University Press of New England, 2010
190 pages, $27.95
Their own kingdom
“[A] castle that was also a kingdom, surrounded by a moat”–that was the dream of a mid-western couple transplanted to the West Coast. Engineering work at Lockheed during World War II had taken Art Kellam and his wife Nan to California, and the war delayed the search for their Shangri-La. They were 38 and had been married 15 years before they ran their specially-built dory up the beach of a Maine island.
The Kellams did not come as “summer folk.” They lived on Placentia Island, off Mt. Desert Island, year-round until Art died in 1985. Nan stayed on alone for another two years. When they first arrived in June 1949, the only structures on the island were an old sheep shed and a run-down barn, which they turned into comfortable, if Spartan, quarters dubbed Homewood.
The Kellams were avid recorders of their life. Nan left a daily journal. The “Big Book” was intended as a more “coherent and eloquent” narrative, according to author Peter P. Blanchard III.
Blanchard was the land steward for The Nature Conservancy (to which the Kellams gave their island) whose job it was to oversee Placentia while Nan was still in residence. He gives a humorous account-plus the one he found in her journal later-of his first meeting with Placentia’s chatelaine. He arrived “bearing a gift that, I was certain, would put me in her immediate good graces. Before I could complete the goodwill gesture, I tripped at the door sill and the container of Haagen-Dazs strawberry ice cream gained a momentum of its own.” It was already soft from the voyage to the island, and ended up all over its would-be beneficiary.
Blanchard’s book is based on the Kellams’ own words. The journal was written without much thought for posterity. Nan employs so many personal terms invented by the Bears (the Kellams’ name for themselves) that a glossary is included. Evidently, the Islanders (as Blanchard calls them) had literary aspirations. Daily writing sessions are recorded, and Art saw himself as a short story writer. However, there is no reference to seeking an editor or the fate of his typescripts.
Once the latter-day Crusoes are ensconced on Placentia, Blanchard organizes his book according to the gamut of motivations, relationships and activities into which all lives fall, but more intensely in the rarefied circumstances of an island. Particularly charming are the excerpts that track their growing familiarity with the birdlife on the island. Their writings reveal their practical-if rigidly patriarchal-natures, but also a spark of poetry, especially in Nan, for instance describing the advance of spring, “a warm promise up from banks of thawing snow and down from a brighter sun.”
Blanchard is also at his best among the evanescent beauties of Placentia. “As the couple passed below, a brief gust of wind from the open sea sent snow, which had accumulated on conifer branches, into brilliant bursts of fine powder in the declining sunlight.” In the end, this is a book about an island and its hold on the imagination, as much as it is about Art and Nan Kellam, wonderful intermediaries though they are.
About them, we end up knowing surprisingly little.
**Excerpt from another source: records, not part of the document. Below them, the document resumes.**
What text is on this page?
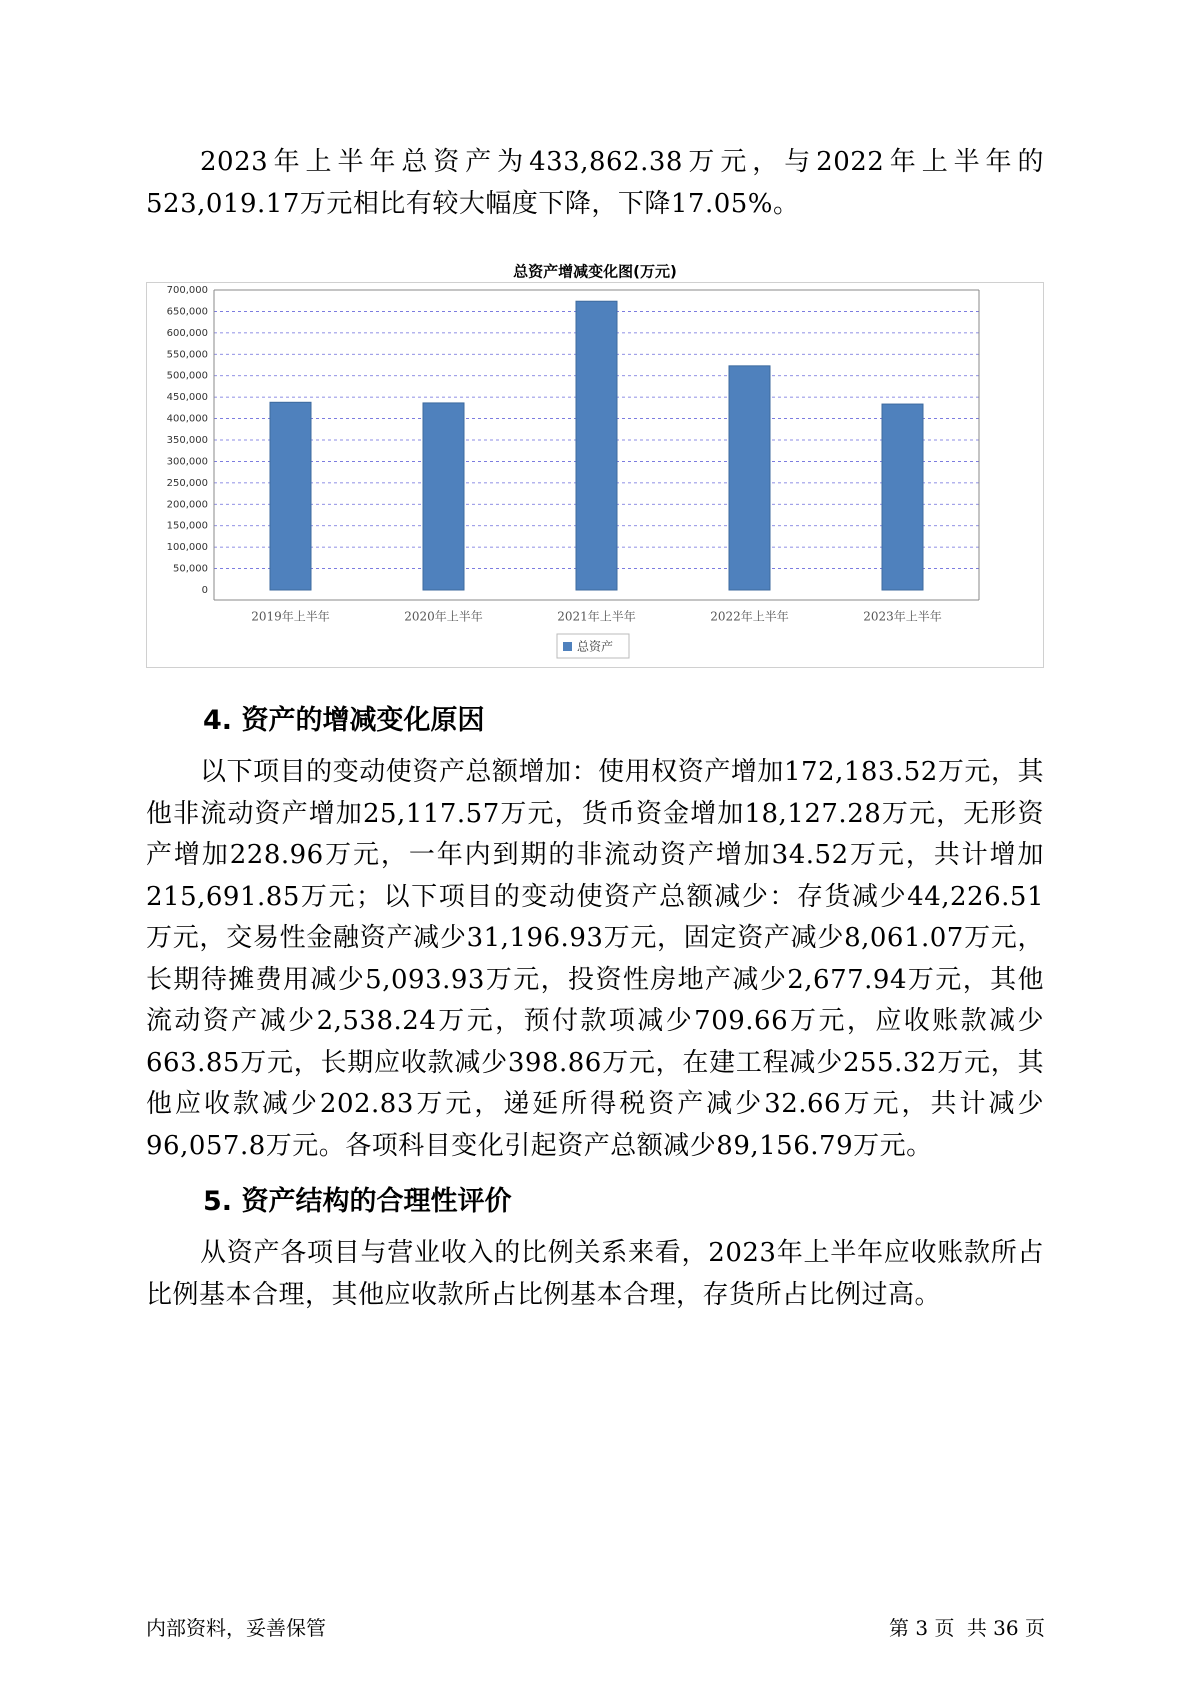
2023年上半年总资产为433,862.38万元，与2022年上半年的523,019.17万元相比有较大幅度下降，下降17.05%。

总资产增减变化图(万元)
0
50,000
100,000
150,000
200,000
250,000
300,000
350,000
400,000
450,000
500,000
550,000
600,000
650,000
700,000
2019年上半年	2020年上半年	2021年上半年	2022年上半年	2023年上半年
总资产
4. 资产的增减变化原因

以下项目的变动使资产总额增加：使用权资产增加172,183.52万元，其他非流动资产增加25,117.57万元，货币资金增加18,127.28万元，无形资产增加228.96万元，一年内到期的非流动资产增加34.52万元，共计增加215,691.85万元；以下项目的变动使资产总额减少：存货减少44,226.51万元，交易性金融资产减少31,196.93万元，固定资产减少8,061.07万元，长期待摊费用减少5,093.93万元，投资性房地产减少2,677.94万元，其他流动资产减少2,538.24万元，预付款项减少709.66万元，应收账款减少663.85万元，长期应收款减少398.86万元，在建工程减少255.32万元，其他应收款减少202.83万元，递延所得税资产减少32.66万元，共计减少96,057.8万元。各项科目变化引起资产总额减少89,156.79万元。

5. 资产结构的合理性评价

从资产各项目与营业收入的比例关系来看，2023年上半年应收账款所占比例基本合理，其他应收款所占比例基本合理，存货所占比例过高。

内部资料，妥善保管	第 3 页 共 36 页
Blanchard dismisses a series of “myths” that grew up around them-they were once Nazi agents, Art had been part of the Manhattan Project, and the like-but without providing much else in the way of a past. He tries to discuss the trials, as well as the glories, of a relationship in such isolation, but either he or the journal is so discreet that we don’t get much idea of what it was like.
We Were an Island is illustrated with old black and white snapshots taken by the Kellams. These are enhanced by David Graham’s color photographs, especially of some of the details inside Homewood. In fact, I am surprised that Graham gets only a passing mention in the Acknowledgements; his work adds tremendously to the book.
One quibble: I don’t know who the publisher expects to read We Were an Island, but I doubt they will need to be told that, in a woodland, succession is “an ecological process,” that Lisbon, when to the southeast, is “Portugal,” that willow ware is “household china with a blue and white design,” or that an archipelago is a “group of islands.”
Nonetheless, this is a perfect gift for anyone who has feelings for one or more of Maine’s 3,000 islands. “The Islanders’ saga represents,” writes Blanchard in a final note comparing the Kellams to Scott Nearing and his wife, “the life journey of Everyman, disenchanted with the status quo and intent on pursuing a novel path, but without rigorous plans for self-improvement or for promotion of a specific philosophy.” It is a grand addition to the Maine library.
Thomas Urquhart is the former director of Maine Audubon and author of For the Beauty of the Earth.